The document left him with more questions than answers. How had she, for instance, gotten it to him in the first place without being seen? He guessed that she could have had it delivered through a trusted servant of some kind, although the servant would've been seen by another, and the ones in this palace... well, they liked to talk as much as their queen did.

Giving the Snow Queen the benefit of the doubt, he granted that there was some chance, if small, that the letter had made its way to him without drawing too much attention. On the other hand, he wondered how she intended to circumvent her guards and handmaidens in order to meet him the following evening. At least at the ball, they'd had the advantage of getting lost in the crowd; out in the garden, their meeting would be far more conspicuous.

He remembered how she'd managed to so quickly escape her coronation ball fiasco, gliding on ice across the fjord all the way up to the Mountain, and again when she destroyed the prison cell he'd put her in after bringing her back from there. Although in both instances she hadn't exactly gone silently into the night, he didn't put it past the young queen - who seemed in much better control of her powers - to have learned some new tricks since the last time he'd seen her.

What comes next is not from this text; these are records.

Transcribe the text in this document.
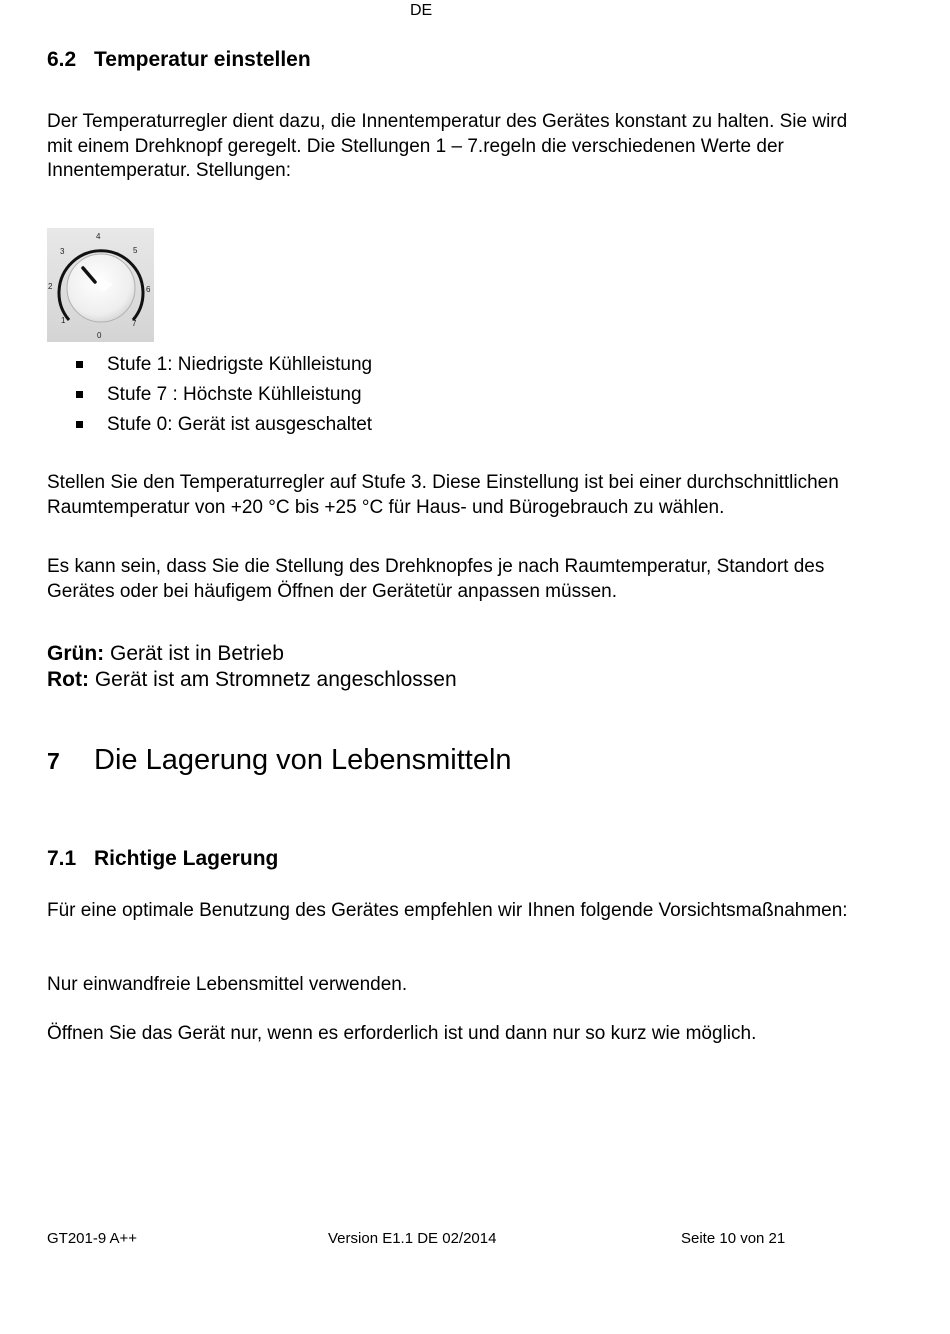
DE
6.2 Temperatur einstellen
Der Temperaturregler dient dazu, die Innentemperatur des Gerätes konstant zu halten. Sie wird mit einem Drehknopf geregelt. Die Stellungen 1 – 7.regeln die verschiedenen Werte der Innentemperatur. Stellungen:
0
1
2
3
4
5
6
7
Stufe 1: Niedrigste Kühlleistung
Stufe 7 : Höchste Kühlleistung
Stufe 0: Gerät ist ausgeschaltet
Stellen Sie den Temperaturregler auf Stufe 3. Diese Einstellung ist bei einer durchschnittlichen Raumtemperatur von +20 °C bis +25 °C für Haus- und Bürogebrauch zu wählen.
Es kann sein, dass Sie die Stellung des Drehknopfes je nach Raumtemperatur, Standort des Gerätes oder bei häufigem Öffnen der Gerätetür anpassen müssen.
Grün: Gerät ist in Betrieb
Rot: Gerät ist am Stromnetz angeschlossen
7 Die Lagerung von Lebensmitteln
7.1 Richtige Lagerung
Für eine optimale Benutzung des Gerätes empfehlen wir Ihnen folgende Vorsichtsmaßnahmen:
Nur einwandfreie Lebensmittel verwenden.
Öffnen Sie das Gerät nur, wenn es erforderlich ist und dann nur so kurz wie möglich.
GT201-9 A++	Version E1.1 DE 02/2014	Seite 10 von 21
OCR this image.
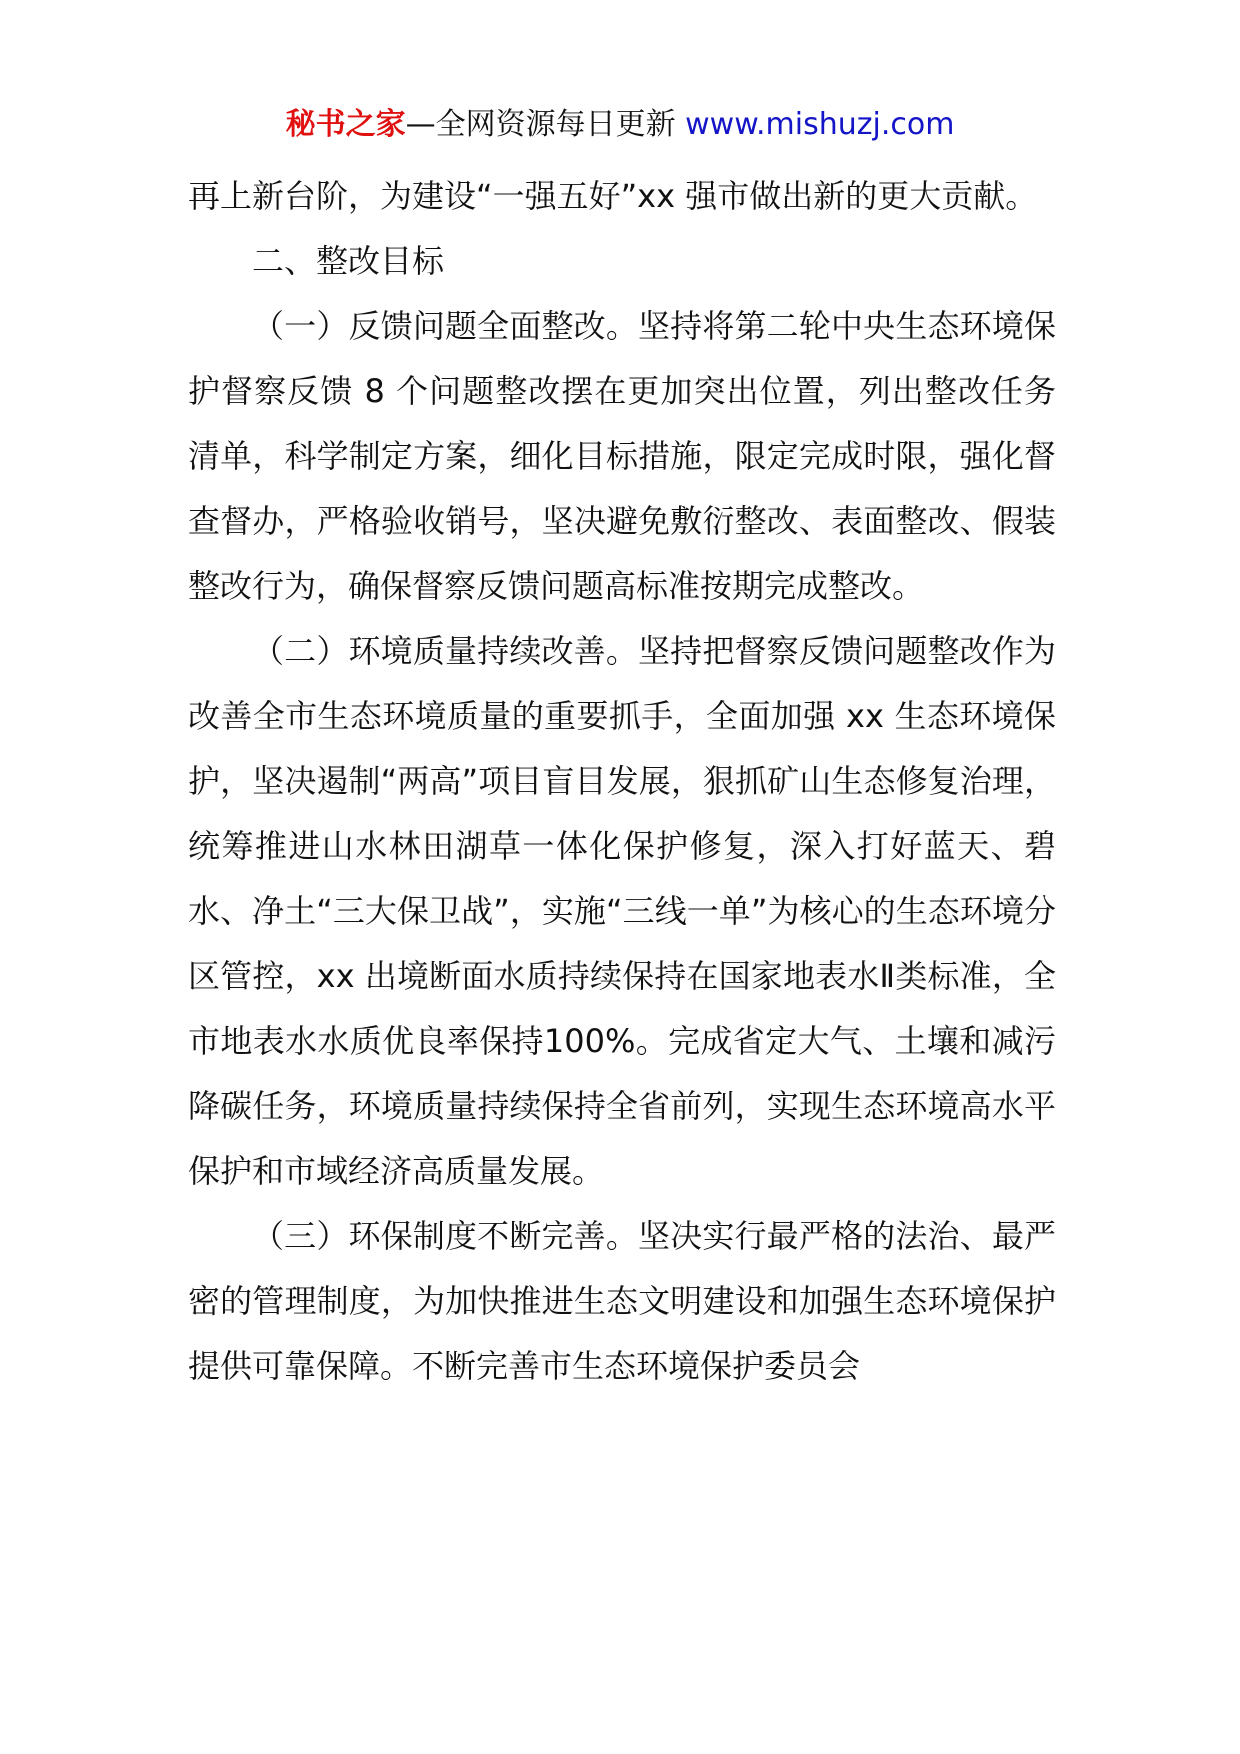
秘书之家—全网资源每日更新 www.mishuzj.com

再上新台阶，为建设“一强五好”xx 强市做出新的更大贡献。

二、整改目标

（一）反馈问题全面整改。坚持将第二轮中央生态环境保护督察反馈 8 个问题整改摆在更加突出位置，列出整改任务清单，科学制定方案，细化目标措施，限定完成时限，强化督查督办，严格验收销号，坚决避免敷衍整改、表面整改、假装整改行为，确保督察反馈问题高标准按期完成整改。

（二）环境质量持续改善。坚持把督察反馈问题整改作为改善全市生态环境质量的重要抓手，全面加强 xx 生态环境保护，坚决遏制“两高”项目盲目发展，狠抓矿山生态修复治理，统筹推进山水林田湖草一体化保护修复，深入打好蓝天、碧水、净土“三大保卫战”，实施“三线一单”为核心的生态环境分区管控，xx 出境断面水质持续保持在国家地表水Ⅱ类标准，全市地表水水质优良率保持100%。完成省定大气、土壤和减污降碳任务，环境质量持续保持全省前列，实现生态环境高水平保护和市域经济高质量发展。

（三）环保制度不断完善。坚决实行最严格的法治、最严密的管理制度，为加快推进生态文明建设和加强生态环境保护提供可靠保障。不断完善市生态环境保护委员会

Over these concerns, however, another thought loomed large in his mind.

She wants to see me again.

The more arrogant part of him scoffed at the notion - of course she wants to see me again, why wouldn't she? - but the more cautious part, developed in the wake of his imprisonment within the palace, had read her note with a niggling feeling of disbelief.

Can she really be so eager to continue this?

It had taken him aback to find it so soon after their first "lesson" had ended, not to mention how it had already laid out a time and place for the next one. It expressed a keenness to continue which seemed unusual in light of her caustic attitude towards him.

After all, there's never been a "King Hans."

And there never will be.

He frowned at the memory, and then there was also the matter of the odd pause she'd taken in the midst of it, when he'd been listing off the figures in the historical paintings. It bothered him for reasons he couldn't quite place, and he failed in trying to remember which name it had been that set her off.

But why should it have bothered her?

He rummaged through his mental archives for some possible explanation, but the only thing that came to mind was a fleeting recollection of there perhaps being a similar painting in Arendelle's gallery, which he might have seen in passing on Anna's whirlwind tour of the palace during his first night in her kingdom. As to the significance of any of it, however, he had no clue.